A favourite part of the country for us is the Borders, particularly around Coldingham. A few years ago, when returning from visiting my sister near Hull and Mary-Jane’s brother in Bedlington, near Newcastle, we decided to take a meandering route home over several days. Along the way, something that struck me, in many of the small coastal villages and towns along the way was the continued prescence of the memory of “Black Friday” – The Eyemouth Disaster, 14 October 1881. Ultimately we chanced on Coldingham and have been returning there and there-abouts several times. On a recent trip earlier this year we came across the latest memorial to that disaster in the village of St Abbs;
A couple of days later we were heading home and decided to make a detour to see the Capon Tree in Jedburgh. It had come up in the discussions that Ness, Suzanne and myself had been having and it was a great opportunity to view it first hand.

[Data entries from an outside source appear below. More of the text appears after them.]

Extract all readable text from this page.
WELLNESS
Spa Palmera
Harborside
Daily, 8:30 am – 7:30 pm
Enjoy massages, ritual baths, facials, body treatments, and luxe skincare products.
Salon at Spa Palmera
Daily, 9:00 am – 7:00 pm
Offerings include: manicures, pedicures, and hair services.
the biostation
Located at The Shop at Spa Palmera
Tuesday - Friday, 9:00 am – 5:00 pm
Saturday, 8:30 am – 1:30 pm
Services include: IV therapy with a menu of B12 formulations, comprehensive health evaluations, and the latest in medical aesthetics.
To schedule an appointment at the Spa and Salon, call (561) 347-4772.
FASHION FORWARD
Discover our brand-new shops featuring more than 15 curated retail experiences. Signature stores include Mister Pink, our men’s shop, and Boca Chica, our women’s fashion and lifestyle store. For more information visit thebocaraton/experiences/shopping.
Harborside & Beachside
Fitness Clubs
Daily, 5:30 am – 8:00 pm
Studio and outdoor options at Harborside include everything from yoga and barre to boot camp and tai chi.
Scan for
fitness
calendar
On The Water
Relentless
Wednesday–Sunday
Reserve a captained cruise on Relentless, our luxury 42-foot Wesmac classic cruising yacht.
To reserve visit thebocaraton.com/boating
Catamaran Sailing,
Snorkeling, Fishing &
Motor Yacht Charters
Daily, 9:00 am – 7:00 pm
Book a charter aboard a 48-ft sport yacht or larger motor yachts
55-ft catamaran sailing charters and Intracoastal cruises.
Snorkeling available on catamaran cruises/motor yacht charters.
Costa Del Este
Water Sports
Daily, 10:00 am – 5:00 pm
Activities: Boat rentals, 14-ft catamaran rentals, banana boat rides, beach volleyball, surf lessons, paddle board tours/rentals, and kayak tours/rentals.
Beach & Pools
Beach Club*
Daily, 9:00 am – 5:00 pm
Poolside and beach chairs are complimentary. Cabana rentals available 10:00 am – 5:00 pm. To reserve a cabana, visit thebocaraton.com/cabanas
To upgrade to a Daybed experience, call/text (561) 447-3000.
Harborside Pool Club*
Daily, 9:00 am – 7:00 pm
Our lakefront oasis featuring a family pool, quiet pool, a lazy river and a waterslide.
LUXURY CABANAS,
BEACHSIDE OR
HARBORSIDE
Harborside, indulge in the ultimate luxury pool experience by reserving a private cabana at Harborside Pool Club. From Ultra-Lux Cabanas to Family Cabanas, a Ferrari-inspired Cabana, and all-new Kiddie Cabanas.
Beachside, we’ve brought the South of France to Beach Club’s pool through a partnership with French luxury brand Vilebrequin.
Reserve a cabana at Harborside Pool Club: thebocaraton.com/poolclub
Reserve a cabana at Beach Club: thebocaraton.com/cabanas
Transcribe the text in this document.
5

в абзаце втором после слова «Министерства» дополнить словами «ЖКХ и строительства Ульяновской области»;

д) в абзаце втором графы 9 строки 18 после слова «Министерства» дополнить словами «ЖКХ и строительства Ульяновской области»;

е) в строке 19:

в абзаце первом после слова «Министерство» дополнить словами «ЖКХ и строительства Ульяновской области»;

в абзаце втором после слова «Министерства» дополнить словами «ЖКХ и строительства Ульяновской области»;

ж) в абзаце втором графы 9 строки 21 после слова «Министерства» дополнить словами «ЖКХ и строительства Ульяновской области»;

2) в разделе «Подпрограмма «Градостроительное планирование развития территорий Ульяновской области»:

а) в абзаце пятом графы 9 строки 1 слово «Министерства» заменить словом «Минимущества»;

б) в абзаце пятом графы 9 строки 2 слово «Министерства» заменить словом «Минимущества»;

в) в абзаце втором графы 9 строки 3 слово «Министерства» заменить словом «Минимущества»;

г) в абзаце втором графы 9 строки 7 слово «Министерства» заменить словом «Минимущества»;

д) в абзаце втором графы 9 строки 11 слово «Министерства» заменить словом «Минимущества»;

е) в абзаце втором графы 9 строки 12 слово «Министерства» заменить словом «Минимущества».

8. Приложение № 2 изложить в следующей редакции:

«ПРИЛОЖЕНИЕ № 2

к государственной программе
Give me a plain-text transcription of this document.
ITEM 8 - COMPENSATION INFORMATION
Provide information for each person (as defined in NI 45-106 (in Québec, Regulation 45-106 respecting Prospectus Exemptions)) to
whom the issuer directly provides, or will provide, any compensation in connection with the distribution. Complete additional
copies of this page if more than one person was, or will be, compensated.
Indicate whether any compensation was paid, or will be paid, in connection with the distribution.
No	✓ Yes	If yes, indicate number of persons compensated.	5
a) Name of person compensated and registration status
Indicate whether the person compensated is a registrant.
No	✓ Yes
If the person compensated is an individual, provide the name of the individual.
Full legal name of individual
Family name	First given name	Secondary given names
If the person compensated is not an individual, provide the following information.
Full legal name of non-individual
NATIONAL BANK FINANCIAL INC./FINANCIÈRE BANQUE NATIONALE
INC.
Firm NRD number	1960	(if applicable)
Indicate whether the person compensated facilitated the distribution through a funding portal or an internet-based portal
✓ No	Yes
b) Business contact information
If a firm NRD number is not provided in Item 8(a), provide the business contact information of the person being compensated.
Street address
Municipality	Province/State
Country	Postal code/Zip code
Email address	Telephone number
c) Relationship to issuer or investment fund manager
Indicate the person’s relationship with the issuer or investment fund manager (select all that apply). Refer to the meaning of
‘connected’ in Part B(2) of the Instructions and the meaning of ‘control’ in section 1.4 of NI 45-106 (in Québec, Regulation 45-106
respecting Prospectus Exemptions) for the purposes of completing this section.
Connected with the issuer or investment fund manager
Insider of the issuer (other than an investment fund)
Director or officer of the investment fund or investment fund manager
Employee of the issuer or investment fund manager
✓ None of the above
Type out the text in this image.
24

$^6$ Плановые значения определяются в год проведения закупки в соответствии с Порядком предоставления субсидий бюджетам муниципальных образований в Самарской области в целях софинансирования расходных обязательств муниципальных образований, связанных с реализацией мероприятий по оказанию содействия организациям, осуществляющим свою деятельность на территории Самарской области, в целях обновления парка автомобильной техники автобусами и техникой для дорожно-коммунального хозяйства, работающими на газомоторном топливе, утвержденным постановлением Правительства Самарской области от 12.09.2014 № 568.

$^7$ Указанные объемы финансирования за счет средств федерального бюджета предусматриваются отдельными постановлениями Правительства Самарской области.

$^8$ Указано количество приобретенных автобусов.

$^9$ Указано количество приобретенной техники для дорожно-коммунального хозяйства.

Apparently named from a corruption of the name of the Capuchin monks in the nearby abbey in Jedburgh, it stands by the main road and not far from the river Jed. Among many notable local residents that it has outlived is James Hutton, the father of modern Geology. Was he given that title because he discovered the Mother of all geological features on the farm he inherited from his father? I’d seen pictures on tinternet and had thought it an impressive looking tree – perhaps 500 or so years old, it had been around when Shakespeare had written “Hamlet”; before humans looked at the stars through telescopes.
However, the pictures don’t really give you the scale of how big this tree is. Even with a person standing beside it for comparison (me in this instance) it’s sheer size still doesn’t come over.
There have been attempts over the years to keep it upright (most noticeably concrete and telegraph poles) but to varying degres of success.
Obviously second hand telegraph poles – I somehow like the incongruity of the old cable clips still embedded in the once living trunk of a pine tree now serving a second use in it’s death. Up close there are many delightful details like the small sapling (beech I think) growing on one of the oak’s limbs (yet more sylvan inter-connectedness) or the amazing textures and patterns of bark, moss and rot (not unlike some of the renderings from the Myst computer games).
And from thence to Glasgow and to bed.
Goodnight.
A most enjoyable and instructive post! You have managed to ‘disguise’ yourself amongst the tree with what you are wearing!!